While Deputy President Cyril Ramaphosa took his campaign to the north of the province to pay respects to the Shembe Nazareth Church, his main rival, Dr Nkosazana Dlamini-Zuma addressed thousands of supporters at a send off rally in Durban.

Dlamini-Zuma’s supporters also used the opportunity to roast Ramaphosa over his comments in a radio interview this week that he believed President Jacob Zuma’s rape accuser, Fezeka Khuzwayo, had been raped.

ANC Women’s League president Bathabile Dlamini tore into Ramaphosa at the rally, attended by all the heavy-hitters in the Dlamini-Zuma camp, saying his own conduct was not above reproach.

“If you want to speak out about violence against women and children, talk about yourself,” Dlamini said. “You must open up.
You do have the experience.”

Zikalala was likewise scathing towards Ramaphosa, saying that he was “desperate”  and represented the “bourgeois class.”

Dlamini-Zuma, Zikalala said, could be trusted to implement Radical Economic Transformation (RET), the major tool for ensuring the economic inclusion of the majority.

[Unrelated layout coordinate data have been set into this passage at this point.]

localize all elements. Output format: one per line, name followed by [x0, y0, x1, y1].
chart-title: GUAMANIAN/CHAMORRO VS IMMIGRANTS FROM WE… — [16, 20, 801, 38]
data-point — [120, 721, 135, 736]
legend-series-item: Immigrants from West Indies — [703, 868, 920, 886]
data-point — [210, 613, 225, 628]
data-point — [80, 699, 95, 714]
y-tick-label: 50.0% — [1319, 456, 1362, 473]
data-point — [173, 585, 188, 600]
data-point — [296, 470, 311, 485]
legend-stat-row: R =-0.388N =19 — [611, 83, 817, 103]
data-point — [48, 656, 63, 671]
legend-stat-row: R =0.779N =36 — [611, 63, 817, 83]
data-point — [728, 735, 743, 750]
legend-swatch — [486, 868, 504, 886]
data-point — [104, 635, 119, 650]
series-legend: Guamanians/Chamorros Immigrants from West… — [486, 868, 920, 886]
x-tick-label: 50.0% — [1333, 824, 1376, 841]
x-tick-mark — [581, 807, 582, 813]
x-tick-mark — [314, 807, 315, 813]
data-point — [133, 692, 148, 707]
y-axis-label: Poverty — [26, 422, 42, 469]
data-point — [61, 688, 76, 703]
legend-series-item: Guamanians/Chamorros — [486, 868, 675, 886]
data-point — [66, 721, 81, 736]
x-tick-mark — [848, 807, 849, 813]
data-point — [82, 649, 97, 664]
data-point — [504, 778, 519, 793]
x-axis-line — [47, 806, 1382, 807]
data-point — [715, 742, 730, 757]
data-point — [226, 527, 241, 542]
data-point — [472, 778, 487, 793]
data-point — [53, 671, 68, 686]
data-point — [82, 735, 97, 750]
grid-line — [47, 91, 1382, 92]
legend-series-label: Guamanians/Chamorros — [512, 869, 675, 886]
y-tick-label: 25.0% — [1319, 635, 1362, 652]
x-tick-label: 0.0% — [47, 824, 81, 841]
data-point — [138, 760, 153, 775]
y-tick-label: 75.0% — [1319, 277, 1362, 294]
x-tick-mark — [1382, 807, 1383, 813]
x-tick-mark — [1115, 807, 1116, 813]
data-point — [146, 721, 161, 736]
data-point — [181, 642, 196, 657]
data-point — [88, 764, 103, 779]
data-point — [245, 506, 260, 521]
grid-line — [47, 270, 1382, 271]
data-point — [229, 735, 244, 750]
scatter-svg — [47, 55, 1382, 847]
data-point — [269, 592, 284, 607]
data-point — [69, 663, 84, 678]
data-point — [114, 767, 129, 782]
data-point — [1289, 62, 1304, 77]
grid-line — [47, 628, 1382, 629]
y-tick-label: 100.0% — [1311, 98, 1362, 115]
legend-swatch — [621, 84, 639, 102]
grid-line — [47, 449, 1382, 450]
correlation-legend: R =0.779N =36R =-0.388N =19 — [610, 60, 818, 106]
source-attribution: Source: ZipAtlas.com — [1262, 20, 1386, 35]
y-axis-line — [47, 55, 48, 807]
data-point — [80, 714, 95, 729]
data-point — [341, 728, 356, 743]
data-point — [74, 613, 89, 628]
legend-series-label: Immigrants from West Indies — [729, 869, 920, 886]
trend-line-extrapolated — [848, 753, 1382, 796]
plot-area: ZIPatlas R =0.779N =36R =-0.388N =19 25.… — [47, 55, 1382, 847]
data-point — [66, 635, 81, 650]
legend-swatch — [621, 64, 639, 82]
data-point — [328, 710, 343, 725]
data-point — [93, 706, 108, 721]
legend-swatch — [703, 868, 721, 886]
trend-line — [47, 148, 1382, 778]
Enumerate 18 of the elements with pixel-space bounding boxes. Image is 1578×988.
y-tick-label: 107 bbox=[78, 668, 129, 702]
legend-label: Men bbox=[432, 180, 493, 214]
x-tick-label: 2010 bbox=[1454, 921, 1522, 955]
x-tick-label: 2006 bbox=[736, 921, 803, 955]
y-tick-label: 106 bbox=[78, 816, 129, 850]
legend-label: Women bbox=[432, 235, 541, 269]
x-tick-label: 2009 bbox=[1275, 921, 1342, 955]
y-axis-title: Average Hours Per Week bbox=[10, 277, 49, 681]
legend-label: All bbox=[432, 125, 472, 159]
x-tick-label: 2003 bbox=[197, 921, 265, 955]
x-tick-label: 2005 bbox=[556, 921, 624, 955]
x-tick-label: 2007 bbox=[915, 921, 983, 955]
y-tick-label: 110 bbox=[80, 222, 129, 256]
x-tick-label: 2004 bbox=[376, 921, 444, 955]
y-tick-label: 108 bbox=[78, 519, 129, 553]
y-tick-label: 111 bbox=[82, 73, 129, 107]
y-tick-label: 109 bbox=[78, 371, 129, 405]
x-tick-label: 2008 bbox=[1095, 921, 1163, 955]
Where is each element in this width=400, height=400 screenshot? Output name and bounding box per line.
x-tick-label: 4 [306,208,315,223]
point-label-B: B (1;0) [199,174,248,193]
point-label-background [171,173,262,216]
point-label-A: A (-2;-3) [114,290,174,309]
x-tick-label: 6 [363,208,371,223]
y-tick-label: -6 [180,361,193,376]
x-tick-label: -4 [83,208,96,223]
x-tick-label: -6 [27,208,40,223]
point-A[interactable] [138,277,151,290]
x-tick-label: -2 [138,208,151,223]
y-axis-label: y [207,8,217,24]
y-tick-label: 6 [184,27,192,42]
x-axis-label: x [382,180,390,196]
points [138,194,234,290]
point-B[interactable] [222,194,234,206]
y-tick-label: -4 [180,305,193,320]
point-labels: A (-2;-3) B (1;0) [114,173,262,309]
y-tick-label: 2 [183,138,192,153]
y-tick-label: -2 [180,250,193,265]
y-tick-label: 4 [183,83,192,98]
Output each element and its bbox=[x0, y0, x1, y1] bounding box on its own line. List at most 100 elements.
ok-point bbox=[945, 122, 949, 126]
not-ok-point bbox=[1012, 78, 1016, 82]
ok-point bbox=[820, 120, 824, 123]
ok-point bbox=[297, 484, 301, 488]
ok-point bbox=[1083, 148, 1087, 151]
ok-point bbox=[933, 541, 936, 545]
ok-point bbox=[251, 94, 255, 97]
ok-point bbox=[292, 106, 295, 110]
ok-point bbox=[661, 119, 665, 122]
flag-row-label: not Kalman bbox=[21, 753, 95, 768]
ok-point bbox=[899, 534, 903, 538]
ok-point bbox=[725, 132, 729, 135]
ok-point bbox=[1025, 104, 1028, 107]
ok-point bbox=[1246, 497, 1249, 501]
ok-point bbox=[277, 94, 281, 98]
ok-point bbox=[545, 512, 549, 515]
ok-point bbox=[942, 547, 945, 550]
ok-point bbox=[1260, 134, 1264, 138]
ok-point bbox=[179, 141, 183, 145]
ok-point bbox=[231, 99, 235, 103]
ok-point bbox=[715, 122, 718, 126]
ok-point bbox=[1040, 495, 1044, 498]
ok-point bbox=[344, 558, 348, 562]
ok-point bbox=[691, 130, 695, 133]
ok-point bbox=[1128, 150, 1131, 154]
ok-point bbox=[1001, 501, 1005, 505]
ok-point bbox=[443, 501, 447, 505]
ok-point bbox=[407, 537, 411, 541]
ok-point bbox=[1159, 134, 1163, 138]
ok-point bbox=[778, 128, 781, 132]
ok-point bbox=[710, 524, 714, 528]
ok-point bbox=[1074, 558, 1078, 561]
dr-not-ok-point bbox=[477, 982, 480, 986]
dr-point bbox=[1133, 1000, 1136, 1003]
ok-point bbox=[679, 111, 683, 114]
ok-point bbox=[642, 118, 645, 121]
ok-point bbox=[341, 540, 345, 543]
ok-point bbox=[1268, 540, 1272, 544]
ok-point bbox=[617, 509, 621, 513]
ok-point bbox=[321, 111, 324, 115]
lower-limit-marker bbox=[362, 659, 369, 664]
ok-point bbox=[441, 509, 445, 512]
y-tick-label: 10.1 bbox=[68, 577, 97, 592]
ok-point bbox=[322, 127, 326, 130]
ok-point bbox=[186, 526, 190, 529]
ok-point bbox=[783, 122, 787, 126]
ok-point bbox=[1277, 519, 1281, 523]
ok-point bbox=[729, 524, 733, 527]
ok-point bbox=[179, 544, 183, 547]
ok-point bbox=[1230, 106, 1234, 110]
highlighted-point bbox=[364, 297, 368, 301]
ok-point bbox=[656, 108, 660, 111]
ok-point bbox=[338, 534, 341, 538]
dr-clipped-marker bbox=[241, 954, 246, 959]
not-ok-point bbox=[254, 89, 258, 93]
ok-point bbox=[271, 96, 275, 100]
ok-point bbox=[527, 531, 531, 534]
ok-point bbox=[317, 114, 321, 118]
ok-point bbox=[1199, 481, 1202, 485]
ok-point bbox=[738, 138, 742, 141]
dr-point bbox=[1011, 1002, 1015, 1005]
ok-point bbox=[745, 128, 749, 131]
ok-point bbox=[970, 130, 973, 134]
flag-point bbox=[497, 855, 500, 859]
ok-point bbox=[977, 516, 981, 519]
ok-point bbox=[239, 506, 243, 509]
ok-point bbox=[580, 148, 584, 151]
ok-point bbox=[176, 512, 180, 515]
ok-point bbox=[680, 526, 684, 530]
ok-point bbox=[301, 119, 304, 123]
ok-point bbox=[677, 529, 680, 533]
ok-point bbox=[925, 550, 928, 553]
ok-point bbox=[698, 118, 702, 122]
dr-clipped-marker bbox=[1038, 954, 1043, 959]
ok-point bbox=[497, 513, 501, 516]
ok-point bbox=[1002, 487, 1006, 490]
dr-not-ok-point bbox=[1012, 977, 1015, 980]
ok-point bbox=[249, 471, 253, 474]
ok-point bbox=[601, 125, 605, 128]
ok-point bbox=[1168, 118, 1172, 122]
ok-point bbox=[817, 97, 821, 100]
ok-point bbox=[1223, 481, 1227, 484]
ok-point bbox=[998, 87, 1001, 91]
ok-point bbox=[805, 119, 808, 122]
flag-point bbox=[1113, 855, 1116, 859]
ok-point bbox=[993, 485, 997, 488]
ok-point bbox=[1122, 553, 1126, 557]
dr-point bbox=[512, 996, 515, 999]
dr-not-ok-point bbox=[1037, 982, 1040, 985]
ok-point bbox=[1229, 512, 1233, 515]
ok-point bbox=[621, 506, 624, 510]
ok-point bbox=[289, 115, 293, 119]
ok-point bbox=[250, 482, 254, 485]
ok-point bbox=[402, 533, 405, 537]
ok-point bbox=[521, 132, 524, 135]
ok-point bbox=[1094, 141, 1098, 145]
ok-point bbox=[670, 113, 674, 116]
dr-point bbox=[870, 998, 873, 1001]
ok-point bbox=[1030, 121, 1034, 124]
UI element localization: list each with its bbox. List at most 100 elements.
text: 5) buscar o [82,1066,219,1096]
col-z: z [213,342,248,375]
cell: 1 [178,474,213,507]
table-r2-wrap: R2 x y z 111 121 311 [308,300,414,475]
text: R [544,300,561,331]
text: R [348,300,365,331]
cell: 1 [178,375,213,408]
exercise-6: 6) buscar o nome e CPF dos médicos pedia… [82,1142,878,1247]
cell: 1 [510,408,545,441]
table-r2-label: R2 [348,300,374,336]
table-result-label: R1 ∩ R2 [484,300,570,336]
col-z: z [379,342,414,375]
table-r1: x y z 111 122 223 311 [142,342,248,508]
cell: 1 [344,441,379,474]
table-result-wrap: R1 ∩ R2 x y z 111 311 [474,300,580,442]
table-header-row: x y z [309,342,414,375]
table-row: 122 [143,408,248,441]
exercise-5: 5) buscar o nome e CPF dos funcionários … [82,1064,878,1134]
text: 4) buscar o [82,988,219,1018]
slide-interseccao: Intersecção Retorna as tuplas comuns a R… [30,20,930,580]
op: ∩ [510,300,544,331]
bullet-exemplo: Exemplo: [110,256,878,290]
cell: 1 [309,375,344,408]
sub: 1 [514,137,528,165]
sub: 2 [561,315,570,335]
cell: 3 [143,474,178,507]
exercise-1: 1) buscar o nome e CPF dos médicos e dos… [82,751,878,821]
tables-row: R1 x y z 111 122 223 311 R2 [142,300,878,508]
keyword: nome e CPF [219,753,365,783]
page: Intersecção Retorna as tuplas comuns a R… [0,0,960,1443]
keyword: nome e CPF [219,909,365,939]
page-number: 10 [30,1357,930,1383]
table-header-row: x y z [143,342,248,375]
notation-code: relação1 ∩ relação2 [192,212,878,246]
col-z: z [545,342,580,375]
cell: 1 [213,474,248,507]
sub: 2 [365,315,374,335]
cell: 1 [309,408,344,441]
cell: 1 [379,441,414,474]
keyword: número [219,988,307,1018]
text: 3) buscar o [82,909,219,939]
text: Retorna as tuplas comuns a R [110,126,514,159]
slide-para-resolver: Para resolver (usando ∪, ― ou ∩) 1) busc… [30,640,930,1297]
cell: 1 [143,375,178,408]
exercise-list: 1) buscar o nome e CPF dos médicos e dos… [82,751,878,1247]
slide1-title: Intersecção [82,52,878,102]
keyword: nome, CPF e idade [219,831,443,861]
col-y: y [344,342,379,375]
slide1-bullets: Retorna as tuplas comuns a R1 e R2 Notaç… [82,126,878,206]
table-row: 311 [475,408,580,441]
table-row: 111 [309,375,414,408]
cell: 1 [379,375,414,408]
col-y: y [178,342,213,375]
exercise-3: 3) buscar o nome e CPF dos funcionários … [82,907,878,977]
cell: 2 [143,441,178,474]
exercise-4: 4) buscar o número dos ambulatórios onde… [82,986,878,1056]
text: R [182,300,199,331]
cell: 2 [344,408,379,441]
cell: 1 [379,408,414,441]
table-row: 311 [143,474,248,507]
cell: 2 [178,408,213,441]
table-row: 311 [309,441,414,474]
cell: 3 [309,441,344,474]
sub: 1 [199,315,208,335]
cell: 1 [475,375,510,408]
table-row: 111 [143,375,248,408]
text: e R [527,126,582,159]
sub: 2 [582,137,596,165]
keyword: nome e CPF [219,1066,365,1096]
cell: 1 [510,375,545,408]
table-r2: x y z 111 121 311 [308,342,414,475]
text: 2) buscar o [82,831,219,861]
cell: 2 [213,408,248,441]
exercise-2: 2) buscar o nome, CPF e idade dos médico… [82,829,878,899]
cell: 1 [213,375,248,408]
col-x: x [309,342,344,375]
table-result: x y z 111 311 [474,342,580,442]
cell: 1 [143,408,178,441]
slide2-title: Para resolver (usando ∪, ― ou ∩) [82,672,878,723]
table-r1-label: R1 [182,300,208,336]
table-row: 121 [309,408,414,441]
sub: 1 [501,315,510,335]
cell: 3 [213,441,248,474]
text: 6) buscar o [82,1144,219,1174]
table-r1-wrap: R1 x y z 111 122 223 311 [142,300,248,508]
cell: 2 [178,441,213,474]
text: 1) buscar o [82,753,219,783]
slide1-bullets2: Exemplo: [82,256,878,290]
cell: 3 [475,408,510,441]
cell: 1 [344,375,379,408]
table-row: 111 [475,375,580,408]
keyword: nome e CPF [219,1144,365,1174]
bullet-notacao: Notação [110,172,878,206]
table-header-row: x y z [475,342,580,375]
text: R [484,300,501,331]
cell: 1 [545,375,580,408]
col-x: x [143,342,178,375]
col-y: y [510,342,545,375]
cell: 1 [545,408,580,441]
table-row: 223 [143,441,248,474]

Warning against candidates who represented “those who own the means of production,” ZIkalala said that ‘’should we elect those people, they will introduce something that is worse for Africans.’’

Addressing the rally Dlamini-Zuma thanked her supporters, saying that whether she won or not, they had made history by ensuring that a woman contested the ANC for the presidency for the first time.

“For the first time in the life of the organisation there is going to be a cadre on the ballot paper who amongst other things is a woman. You have already made history. This has never happened before,” she said.

Dlamini-Zuma said the status-quo, in terms of which “the inequality gap is too high” with millions of people living in squalor, could not be allowed to continue.

It was “not acceptable,” she said, that black children were not able to achieve their full potential because of being born poor.

Dlamini-Zuma again called for delegates to ensure a peaceful conference, without songs, t-shirts and regalia punting individual candidates. Despite this, thousands of t-shirts with her face on them were distributed to rally-goes as they got off the buses used to transport them to Clermont, in the western part of the city.

“This is a democratic ANC process…we are not fighting against enemies,” Dlamini-Zuma said.

In an apparent to Ramaphosa and his criticisms of the ANC, she said ANC members “must want to be part of the solution, not prophets of doom.”

The ANC, she said, would emerge from the conference and go on to win the 2019 general elections as it had “faced challenges before.”

The rally started almost five hours after the advertised 9am kickoff as organisers waited for the Sugar Ray Xulu stadium to fill up before allowing Dlamini-Zuma’s motorcade to enter.

After addressing the ANC’s Ukahlamba regional congress on Monday, Dlamini-Zuma is expected to take her campaign to Mpumalanga and Soweto before conference begins. The region went to the High Court to challenge the ruling by the ANC National Executive Committee that all regional conferences not held by November 1 be held after the national conference.

ANC provincial secretary Super Zuma told Mail and Guardian that the province would oversee the regional conference. Ukahlamba, he said, had been ready to go to conference when the deadline was imposed. The region had then gone to court.

“We were cited in the application by the region along with head office. The court rule that the regional conference should go ahead and that either head office or the province should run the conference. Head office didn’t so we are going ahead to avoid the ANC being held in contempt to court,” Zuma said.

Zuma said the conference outcome would have no impact on the results of the provincial general council meeting held in Durban last week at which the province endorsed Dlamini-Zuma as their presidential candidate.